Une mise en perspective sur la base de travaux récents
Jean Gadrey
Présentation
L'auteur de ce rapport mesurait la difficulté de l'exercice auquel il était convié
lorsqu'il a accepté de rédiger une synthèse de 38 rapports de recherche sur "l'économie
sociale et solidaire en région", sous l'angle de "l'évaluation de l'utilité sociale et des
bénéfices collectifs" des organisations de ce secteur. Il n'a pas été déçu. Ni par le caractère
insaisissable et multiforme de cet objet fuyant mais partout présent, qu'il s'agissait de
rattraper et de stabiliser pour un temps. Ni par les travaux qu'il a pu consulter et "exploiter",
en s'efforçant de rendre justice à leurs auteurs.
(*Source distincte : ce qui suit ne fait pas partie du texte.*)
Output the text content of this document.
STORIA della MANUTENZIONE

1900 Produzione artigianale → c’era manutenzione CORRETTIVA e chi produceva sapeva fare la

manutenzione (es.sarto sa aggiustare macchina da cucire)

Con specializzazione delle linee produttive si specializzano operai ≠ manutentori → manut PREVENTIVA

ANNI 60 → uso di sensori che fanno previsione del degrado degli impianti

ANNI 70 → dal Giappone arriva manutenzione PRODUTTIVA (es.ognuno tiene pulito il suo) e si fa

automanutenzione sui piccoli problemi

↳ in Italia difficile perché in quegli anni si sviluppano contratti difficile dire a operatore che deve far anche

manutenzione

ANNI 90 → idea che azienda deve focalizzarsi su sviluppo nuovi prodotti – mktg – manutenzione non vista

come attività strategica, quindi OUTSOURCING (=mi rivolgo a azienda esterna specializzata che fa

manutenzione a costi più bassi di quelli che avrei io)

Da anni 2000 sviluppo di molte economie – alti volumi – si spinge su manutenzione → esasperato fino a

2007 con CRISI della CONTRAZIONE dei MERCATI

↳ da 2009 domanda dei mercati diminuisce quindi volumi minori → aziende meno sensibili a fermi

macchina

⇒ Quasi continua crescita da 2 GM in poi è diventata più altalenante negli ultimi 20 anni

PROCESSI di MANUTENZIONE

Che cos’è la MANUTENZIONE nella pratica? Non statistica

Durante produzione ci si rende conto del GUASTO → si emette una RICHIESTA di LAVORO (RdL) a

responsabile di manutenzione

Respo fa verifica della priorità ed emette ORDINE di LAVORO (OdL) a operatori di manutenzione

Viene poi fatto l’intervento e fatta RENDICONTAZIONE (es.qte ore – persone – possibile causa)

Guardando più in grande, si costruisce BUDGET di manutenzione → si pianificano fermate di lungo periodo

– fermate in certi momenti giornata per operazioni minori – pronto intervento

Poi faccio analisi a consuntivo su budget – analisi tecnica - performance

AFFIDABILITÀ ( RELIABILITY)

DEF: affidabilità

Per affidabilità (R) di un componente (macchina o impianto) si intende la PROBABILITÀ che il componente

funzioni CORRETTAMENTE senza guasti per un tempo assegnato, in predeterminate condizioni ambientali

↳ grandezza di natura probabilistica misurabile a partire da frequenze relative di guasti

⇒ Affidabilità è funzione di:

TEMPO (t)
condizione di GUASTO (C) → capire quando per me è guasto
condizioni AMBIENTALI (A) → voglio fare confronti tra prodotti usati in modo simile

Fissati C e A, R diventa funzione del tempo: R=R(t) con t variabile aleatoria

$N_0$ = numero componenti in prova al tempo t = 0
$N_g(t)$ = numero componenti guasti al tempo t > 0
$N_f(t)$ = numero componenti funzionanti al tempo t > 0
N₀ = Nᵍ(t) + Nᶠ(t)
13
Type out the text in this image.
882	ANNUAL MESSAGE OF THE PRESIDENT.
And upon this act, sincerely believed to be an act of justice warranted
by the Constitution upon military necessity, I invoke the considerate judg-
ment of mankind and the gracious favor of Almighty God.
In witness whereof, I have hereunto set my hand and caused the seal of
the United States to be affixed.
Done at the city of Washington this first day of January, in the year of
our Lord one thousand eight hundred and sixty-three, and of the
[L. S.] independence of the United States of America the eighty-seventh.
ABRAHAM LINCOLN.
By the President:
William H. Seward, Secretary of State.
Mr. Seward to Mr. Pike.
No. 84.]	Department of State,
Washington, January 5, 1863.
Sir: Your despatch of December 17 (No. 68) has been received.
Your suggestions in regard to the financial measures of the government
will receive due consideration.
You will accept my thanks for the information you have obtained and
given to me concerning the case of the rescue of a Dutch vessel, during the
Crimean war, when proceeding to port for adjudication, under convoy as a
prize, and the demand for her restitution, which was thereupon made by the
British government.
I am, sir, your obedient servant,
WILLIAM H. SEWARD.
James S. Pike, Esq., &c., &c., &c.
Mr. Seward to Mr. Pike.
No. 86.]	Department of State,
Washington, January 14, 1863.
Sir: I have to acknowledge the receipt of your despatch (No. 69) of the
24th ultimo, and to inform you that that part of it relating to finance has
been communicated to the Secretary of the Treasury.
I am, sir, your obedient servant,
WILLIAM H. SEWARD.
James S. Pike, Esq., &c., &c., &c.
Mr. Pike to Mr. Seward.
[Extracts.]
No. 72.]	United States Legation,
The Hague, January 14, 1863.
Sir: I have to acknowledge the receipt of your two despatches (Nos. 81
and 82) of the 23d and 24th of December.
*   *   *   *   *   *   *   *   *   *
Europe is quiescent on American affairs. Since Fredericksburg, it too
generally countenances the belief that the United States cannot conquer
Manifestement, ce programme a été
productif. Son utilité sociale sera jugée plus tard, mais la production de connaissances
originales et potentiellement utiles (car il reste à en organiser la "traduction" vers les
acteurs et les décideurs) est incontestable. Elle résulte de plusieurs facteurs, mais
l'implication constante, forte et intelligente des animateurs (Guy Neyret, Jean-Noël Chopart
et Daniel Rault), associée, au sens le plus fort de "l’association", à la motivation des
équipes et à leur goût du partage des savoirs, ont produit de forts bénéfices collectifs de
coopération. Les séminaires nationaux thématiques et les séminaires interrégionaux ont fait
le reste. La lecture des rapports est éclairante sur la façon dont la plupart des équipes ont pu
s’approprier, en les adaptant, des idées mises dans le pot commun, sans que leurs auteurs en
soient dépossédés. C'est un assez bel exemple de logique associative ou coopérative mise
en oeuvre dans la sphère publique : une personne, une voix ; non lucrativité ; retour des
bénéfices au collectif et à la collectivité ; démocratie interne ; partenariats multiples avec
les acteurs concernés ; innovation et découverte de nouveaux besoins de connaissance...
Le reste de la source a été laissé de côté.